Reputation: 544
So I'm reading in a lot of data from a bunch of different files. One of the major speed hurdles is reading in data. The problem is that these files are in respective directories for their timestep which contains each variable for that timestep. So basically I have some functions that look like this.
def ReadFiles(path,points,directories,variables):
data = {}
for j in range(len(variables)):
data[variables[j]] = np.zeros((len(timeDirs),numPts))
for i in range(len(timeDirs)):
tfile = str(path) + "/" + str(timeDirs[i])
for j in range(len(variables)):
job_server.submit(ReadData,(args,data,i,j),modules=("np",))
def ReadData(args):
update path for the particular variable
read in data from file
data[variables[j]][i] = that data
TLDR Initialize the variables I have with numpy array into a dict. Then update the correct section inside another function that is parallelized.
I am using parallel python. I would like to move this code to a cluster at some point. The error I get is
File "/home/steven/anaconda2/lib/python2.7/site-packages/pp.py", line 460, in submit
sargs = pickle.dumps(args, self.__pickle_proto)
MemoryError: out of memory
From watching my memory usage I can see that the RAM goes up and then the swap starts to fill. Once both are full I get the error. From some reading I gather that each of these processes is being passed a new dictionary, which means updating in parallel isn't an option.
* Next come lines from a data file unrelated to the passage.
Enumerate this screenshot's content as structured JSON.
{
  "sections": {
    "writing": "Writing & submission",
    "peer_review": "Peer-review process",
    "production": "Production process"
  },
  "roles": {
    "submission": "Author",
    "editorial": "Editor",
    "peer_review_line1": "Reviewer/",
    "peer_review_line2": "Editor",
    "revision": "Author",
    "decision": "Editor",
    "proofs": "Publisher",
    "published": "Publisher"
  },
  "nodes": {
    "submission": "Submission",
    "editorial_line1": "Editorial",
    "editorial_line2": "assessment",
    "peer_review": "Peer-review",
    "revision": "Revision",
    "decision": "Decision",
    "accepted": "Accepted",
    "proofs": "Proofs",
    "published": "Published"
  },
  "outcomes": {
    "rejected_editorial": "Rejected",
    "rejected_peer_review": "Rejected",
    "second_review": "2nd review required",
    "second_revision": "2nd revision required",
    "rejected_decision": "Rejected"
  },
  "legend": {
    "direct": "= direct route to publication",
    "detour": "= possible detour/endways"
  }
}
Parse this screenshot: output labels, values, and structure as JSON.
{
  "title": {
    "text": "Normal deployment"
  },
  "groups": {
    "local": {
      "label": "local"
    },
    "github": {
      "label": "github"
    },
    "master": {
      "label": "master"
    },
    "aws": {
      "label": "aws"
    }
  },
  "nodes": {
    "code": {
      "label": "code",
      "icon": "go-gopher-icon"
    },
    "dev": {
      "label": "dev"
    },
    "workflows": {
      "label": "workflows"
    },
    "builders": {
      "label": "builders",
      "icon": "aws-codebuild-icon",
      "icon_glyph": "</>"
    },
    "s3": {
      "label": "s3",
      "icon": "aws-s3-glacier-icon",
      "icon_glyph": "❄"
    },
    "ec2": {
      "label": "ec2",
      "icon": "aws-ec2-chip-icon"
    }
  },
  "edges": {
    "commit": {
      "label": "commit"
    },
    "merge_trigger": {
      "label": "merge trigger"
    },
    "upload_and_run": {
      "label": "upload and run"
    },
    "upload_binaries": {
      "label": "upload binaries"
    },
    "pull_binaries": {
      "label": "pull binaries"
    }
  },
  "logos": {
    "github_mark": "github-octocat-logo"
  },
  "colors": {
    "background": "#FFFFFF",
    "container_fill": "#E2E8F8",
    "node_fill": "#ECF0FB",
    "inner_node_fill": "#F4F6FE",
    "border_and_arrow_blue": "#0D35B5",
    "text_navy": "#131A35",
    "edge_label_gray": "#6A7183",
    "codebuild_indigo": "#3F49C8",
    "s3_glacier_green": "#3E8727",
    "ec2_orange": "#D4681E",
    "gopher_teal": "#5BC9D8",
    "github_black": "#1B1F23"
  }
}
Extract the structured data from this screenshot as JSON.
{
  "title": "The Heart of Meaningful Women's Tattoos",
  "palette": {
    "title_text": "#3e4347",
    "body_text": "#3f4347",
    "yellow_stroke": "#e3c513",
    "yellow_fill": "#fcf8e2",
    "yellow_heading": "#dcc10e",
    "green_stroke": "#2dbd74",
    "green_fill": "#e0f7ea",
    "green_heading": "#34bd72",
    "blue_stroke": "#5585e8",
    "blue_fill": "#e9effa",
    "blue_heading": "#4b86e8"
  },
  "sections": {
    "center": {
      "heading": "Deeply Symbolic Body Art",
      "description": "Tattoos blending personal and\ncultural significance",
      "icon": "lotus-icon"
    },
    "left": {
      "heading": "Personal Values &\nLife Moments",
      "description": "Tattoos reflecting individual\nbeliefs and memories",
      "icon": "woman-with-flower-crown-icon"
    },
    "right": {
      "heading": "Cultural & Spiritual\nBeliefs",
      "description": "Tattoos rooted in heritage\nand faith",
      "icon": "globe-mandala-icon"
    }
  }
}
I will note that I DO NOT get this memory error when I run this in serial. So is there a good way to store or pass this data back to my dictionary using parallel? The final data is stored into an hdf5 file, but those don't seem to want to be open and written to in parallel.
Is there a good solution? How do you handle large data in parallel?
Upvotes: 1
Views: 784
Reputation: 17853
Reading data in parallel isn't likely to gain you anything since you're going to be I/O bound for as long as you're reading data, one file at a time or all at once. I'd switch it around to read the data serially but kick off the data setup (in parallel, natch) once each file is loaded. If you can load the entire file in one go then process it from memory you may see the performance gains you seek, at the expense of memory.
If you're exhausting memory then you'll need to figure out how to write out some of the data as you go so that you can drop those dictionary entries.
It might be feasible to memory map the files instead of explicitly reading them, then parallelizing the processing may make more sense, depending on the speed of your data processing versus the speed of I/O. That will allow you to leverage the OS's scheduling, assuming your data processing while loading takes long enough.
Upvotes: 0